西側が提供する精密誘導ミサイルであれば解決できることだが、ミサイルは常に不足していた。ウクライナが作る空中ドローンは、ロシアの優れた電波妨害能力のせいでしばしば阻止された。また、ドローンが投下できる爆弾の種類は極めて限定的なので、破壊力にも限界があった。
そこで考えたのが、使えなくなった民間の車両の部品を利用することだった。中古のテスラからバッテリーや交流機を取り外し、ラジコン車(地上ドローン)の動力にした。ウクライナは、海外から輸入した中古テスラのバッテリーを、独自生産するドローンの動力としてしばしば使う。
そして、故障したトヨタのFCV「MIRAI」から高圧水素タンクを取り外した。MIRAIの水素タンクには1万psi(重量ポンド毎平方インチ)の圧力で5キログラムの水素が貯蔵されている。重量52キロのこのタンクが爆発物とセットで爆発したら、TNT162キログラムに相当する破壊力を持ち、水素爆発は強力な衝撃波と火球、破片、きのこ雲を作り出すことができる。
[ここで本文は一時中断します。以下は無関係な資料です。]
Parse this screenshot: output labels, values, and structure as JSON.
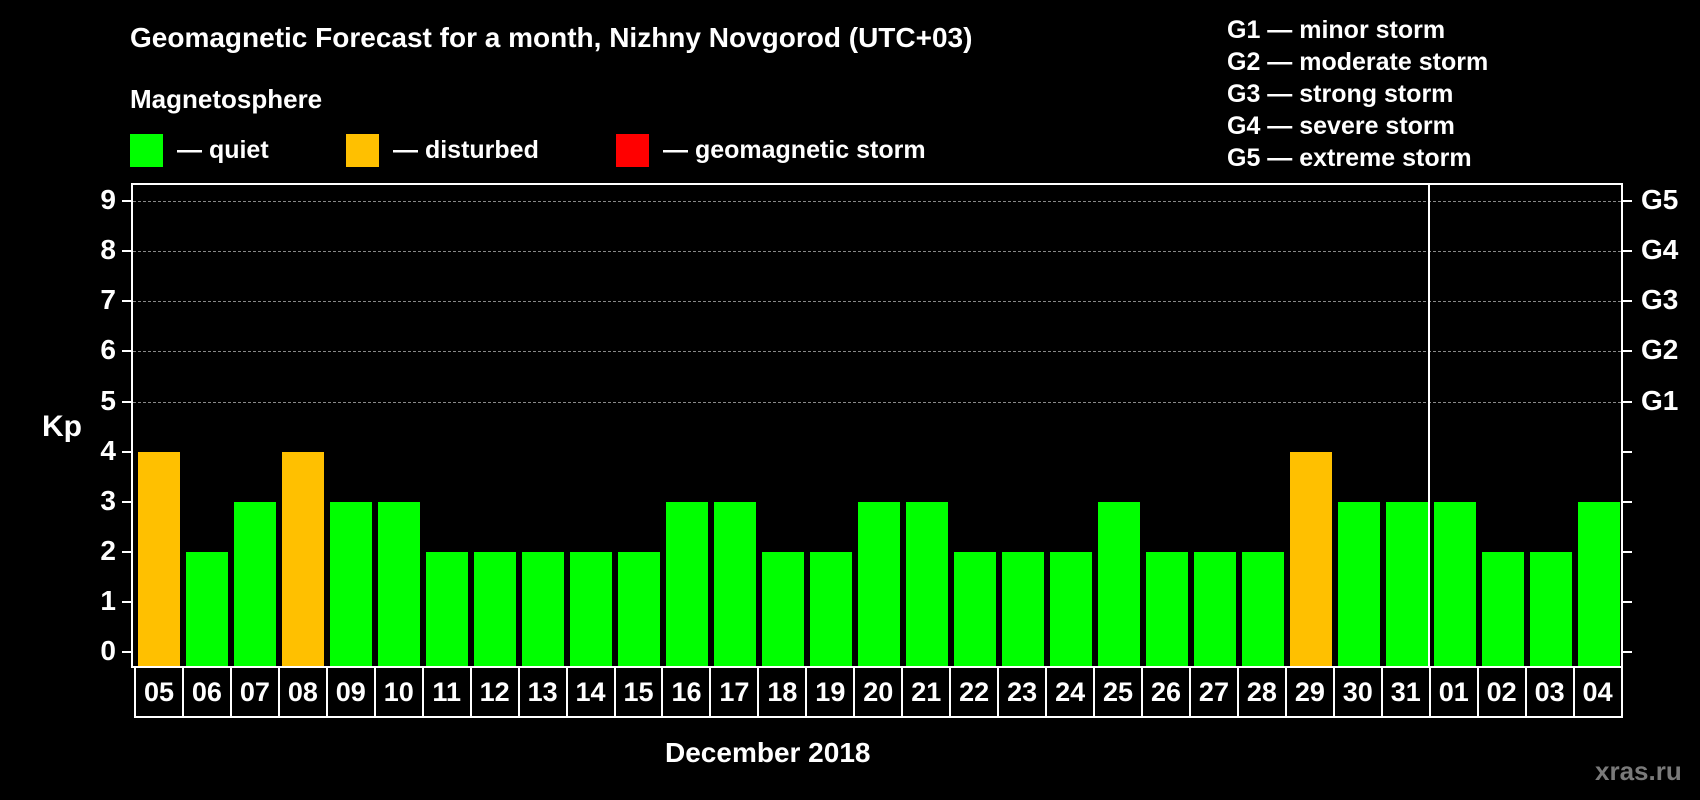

最終的にウクライナ軍は、この「水素爆弾」を配達するラジコンカーを、ロシア軍が守っている骨材工場まで遠隔操縦することに成功した。この爆弾配達ラジコンカーは、まだ破壊されていない工場の東側の橋を渡った。近くに生い茂る木々のせいで、工場の屋上から見下ろしているロシア軍はこれを見ることができなかった。
爆発後、すぐに巨大な火炎が吹き上がった。これはロシア軍が骨材工場に相当量の弾薬を備蓄していたことを示唆する、とウクライナ側のメディアは伝えた。
もちろん、一般的な水素自動車の水素タンクは、内外の圧力や衝突でも決して爆発しないように、鉄よりも10倍も高い強度を持つ炭素繊維強化プラスチックで作ってあり、非常に安全だ。トヨタも当然、自社の車の水素タンクが衝突によって大爆発を起こしたという広報をするつもりはないだろう。しかし、水素タンクの外側をプラスチック爆弾で覆った場合は話が別だ。
英国の日刊紙「ザ・サン」は「トヨタのMIRAIの水素タンクを爆弾として使ったことは、製品本来の意図とは関係なく、戦場において技術がどのように予測不能な形で応用されるかを示してくれる一例」と評した。
結局、ロシア軍はこの骨材工場から後退し、市の奪還を図っていたウクライナ軍は、ロシア軍による圧迫の環を断ち切ることができた。
翌7月29日、ウクライナのウォロディミル・ゼレンスキー大統領と軍指導部は、最前線であるここボウチャンスクを訪れ、勲章を授与してここを守る将兵を激励した。